1. Każda rzecz jest warta tyle, ile kupujący jest w stanie za nią zapłacić![]()
2. A co wskazywało, że dostanie grę w języku innym niż "inny"? Równie dobrze mógł chcieć grę w języku polskim, a dostałby po angielsku i mógł zakładać spór bo brak informacji, że gra nie jest w języku polskim.
Jaki jest powszechnie używany język w Polsce poza j. polskim? O ile mi wiadomo to szukałem gry na "allegro PL" a nie na "allegro DE".
Dlaczego mam zakładać za każdym razem, że sprzedawca chce mi sprzedać kartofel a nie to, czego się spodziewam po przeczytaniu opisu na aukcji (no chyba, że w opisie jest mowa o kartoflu)?
Z punktu widzenia kolekcjonera z Polski gra w j. niemieckim, który nie jest językiem ojczystym ani językiem w powszechnym użyciu (angielski) ma zdecydowanie niższą wartość tym bardziej, jeśli nie ma możliwości wyboru innego języka.
Dla przykładu gra z 1998 roku Colin McRae Rally ma możliwość zmiany języka czy to na angielski, niemiecki, francuski.
Producentem jak i wydawcą RE3 jest CAPCOM a sam tytuł to AAA. Wiedząc o tym jak i cenie rynkowej anglojęzycznej wersji założyłem, że gra posiada opcje zmiany języka zupełnie jak masa innych gier tym bardziej, że sprzedawca nic o nim nie wspominał.
Język w grze jest tak samo ważny dla kolekcjonera gier, jak stara butelka szampana. Jeśli szampan nie jest zepsuty bo był prawidłowo przechowywany (korkiem w dół), to cena jest zdecydowani wyższa, ponieważ na co komu kawałek szkła za 20tys z zepsutym trunkiem, którego nie może wypić? Równie dobrze może tam być woda czy ocet - nie ma takiej wartości.
Tak samo gra w dziwnym - dla mnie - języku.
Na polskim rynku RE3 (anglojęzyczny) chodzi po 70-80zł gzie wersja niemiecka jest warta tyle, co same opakowanie - ok 20 może 30 zł.
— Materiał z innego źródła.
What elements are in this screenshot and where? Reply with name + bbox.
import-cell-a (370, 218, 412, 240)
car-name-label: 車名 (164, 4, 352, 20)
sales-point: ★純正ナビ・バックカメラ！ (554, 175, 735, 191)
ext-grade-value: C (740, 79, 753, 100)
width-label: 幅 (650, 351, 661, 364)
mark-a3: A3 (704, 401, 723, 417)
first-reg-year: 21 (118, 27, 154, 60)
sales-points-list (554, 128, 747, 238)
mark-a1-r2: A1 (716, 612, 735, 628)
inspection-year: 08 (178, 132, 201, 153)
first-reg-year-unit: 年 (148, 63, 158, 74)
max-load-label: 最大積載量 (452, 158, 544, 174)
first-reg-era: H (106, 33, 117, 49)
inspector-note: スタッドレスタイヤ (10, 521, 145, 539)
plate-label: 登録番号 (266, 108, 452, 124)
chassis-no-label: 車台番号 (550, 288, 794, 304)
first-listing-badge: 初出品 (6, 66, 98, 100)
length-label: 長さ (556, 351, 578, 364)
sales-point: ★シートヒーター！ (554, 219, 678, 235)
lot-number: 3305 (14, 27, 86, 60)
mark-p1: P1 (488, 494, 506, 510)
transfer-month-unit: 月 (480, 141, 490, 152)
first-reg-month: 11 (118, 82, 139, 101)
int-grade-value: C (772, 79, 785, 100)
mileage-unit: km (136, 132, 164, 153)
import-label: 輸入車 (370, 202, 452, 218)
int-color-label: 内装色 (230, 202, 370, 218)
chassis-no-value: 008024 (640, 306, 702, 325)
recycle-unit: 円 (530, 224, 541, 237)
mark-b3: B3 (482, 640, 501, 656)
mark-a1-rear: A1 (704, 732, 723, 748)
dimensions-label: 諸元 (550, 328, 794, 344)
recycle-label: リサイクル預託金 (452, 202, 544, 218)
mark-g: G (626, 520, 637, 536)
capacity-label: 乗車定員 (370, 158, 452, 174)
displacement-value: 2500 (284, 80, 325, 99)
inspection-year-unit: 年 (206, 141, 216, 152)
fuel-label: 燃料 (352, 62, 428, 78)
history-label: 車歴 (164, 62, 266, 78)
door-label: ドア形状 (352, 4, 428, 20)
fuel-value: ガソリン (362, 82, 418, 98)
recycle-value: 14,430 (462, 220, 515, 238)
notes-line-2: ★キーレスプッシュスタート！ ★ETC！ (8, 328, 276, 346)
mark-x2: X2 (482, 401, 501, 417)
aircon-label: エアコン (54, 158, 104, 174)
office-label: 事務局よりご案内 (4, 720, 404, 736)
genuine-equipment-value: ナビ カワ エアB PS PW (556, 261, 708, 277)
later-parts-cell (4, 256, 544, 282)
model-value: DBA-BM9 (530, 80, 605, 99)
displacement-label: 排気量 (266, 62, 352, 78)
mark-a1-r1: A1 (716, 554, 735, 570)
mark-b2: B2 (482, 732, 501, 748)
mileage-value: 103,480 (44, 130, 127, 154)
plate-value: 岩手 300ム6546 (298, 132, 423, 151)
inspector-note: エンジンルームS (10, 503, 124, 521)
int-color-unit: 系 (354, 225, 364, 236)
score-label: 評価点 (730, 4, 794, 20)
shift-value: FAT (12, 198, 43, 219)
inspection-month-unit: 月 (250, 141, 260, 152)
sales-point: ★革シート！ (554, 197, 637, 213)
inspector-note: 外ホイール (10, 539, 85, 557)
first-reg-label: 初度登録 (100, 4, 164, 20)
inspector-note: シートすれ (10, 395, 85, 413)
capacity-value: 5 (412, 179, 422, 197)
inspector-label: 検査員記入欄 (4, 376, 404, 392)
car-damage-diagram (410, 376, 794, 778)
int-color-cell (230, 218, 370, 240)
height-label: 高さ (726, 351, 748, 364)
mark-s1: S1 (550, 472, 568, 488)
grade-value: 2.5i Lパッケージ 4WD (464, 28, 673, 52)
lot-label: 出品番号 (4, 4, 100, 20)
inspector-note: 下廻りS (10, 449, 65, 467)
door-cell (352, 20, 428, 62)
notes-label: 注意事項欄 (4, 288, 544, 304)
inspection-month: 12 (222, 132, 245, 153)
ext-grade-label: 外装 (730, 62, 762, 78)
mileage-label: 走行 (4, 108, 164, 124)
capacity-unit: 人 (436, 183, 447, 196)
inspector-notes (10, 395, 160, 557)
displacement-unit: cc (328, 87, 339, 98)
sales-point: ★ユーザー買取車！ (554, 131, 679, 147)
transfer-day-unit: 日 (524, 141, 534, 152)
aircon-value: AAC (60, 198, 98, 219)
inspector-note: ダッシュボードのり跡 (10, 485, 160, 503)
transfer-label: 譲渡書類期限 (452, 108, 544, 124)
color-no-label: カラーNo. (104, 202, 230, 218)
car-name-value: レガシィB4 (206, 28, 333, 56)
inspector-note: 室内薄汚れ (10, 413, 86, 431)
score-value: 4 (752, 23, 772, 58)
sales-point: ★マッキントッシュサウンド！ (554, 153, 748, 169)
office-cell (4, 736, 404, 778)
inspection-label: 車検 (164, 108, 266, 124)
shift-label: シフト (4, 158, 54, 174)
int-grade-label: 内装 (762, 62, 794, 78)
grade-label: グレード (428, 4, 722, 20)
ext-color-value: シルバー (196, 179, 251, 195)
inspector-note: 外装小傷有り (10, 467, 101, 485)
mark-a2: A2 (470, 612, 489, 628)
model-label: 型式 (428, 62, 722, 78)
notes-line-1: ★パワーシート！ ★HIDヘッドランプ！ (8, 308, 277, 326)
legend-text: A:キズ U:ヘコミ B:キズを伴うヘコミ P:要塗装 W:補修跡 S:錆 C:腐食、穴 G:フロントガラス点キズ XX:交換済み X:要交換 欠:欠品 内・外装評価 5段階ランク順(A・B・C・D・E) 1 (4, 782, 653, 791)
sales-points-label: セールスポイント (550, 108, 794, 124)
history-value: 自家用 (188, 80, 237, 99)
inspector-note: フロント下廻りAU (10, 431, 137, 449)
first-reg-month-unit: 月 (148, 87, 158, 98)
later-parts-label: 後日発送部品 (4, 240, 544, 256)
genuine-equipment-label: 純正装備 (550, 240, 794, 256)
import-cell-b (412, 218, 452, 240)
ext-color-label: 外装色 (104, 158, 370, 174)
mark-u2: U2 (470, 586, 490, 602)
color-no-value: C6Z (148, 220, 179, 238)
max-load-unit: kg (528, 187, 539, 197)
Gry UNIKALNE, które są "gratką dla kolekcjonera" chodzą po około 200-400zł (tytułów nie podam, ponieważ sam staram się je dorwać po niższej cenie i nie chcę dodatkowej konkurencji :P)
A i tak na marginesie....
Próbowałem załatwić to polubownie. Pisałem, że po co robić halo z powodu 61zł, że grę odsyłam, on mi zwraca pieniądze, po czym wystawiam mu pozytyw jakby nic się nie stało, a on może sobie sprzedać jeszcze raz.
Prosiłem o nr tel., ponieważ przez maila to widzę, że się nie dogadamy, ale go nie otrzymałem, a ten, który jest wpisany nie jest prawidłowy (dane sprzedawcy mają nr telefonu z za dużą liczbą cyfr)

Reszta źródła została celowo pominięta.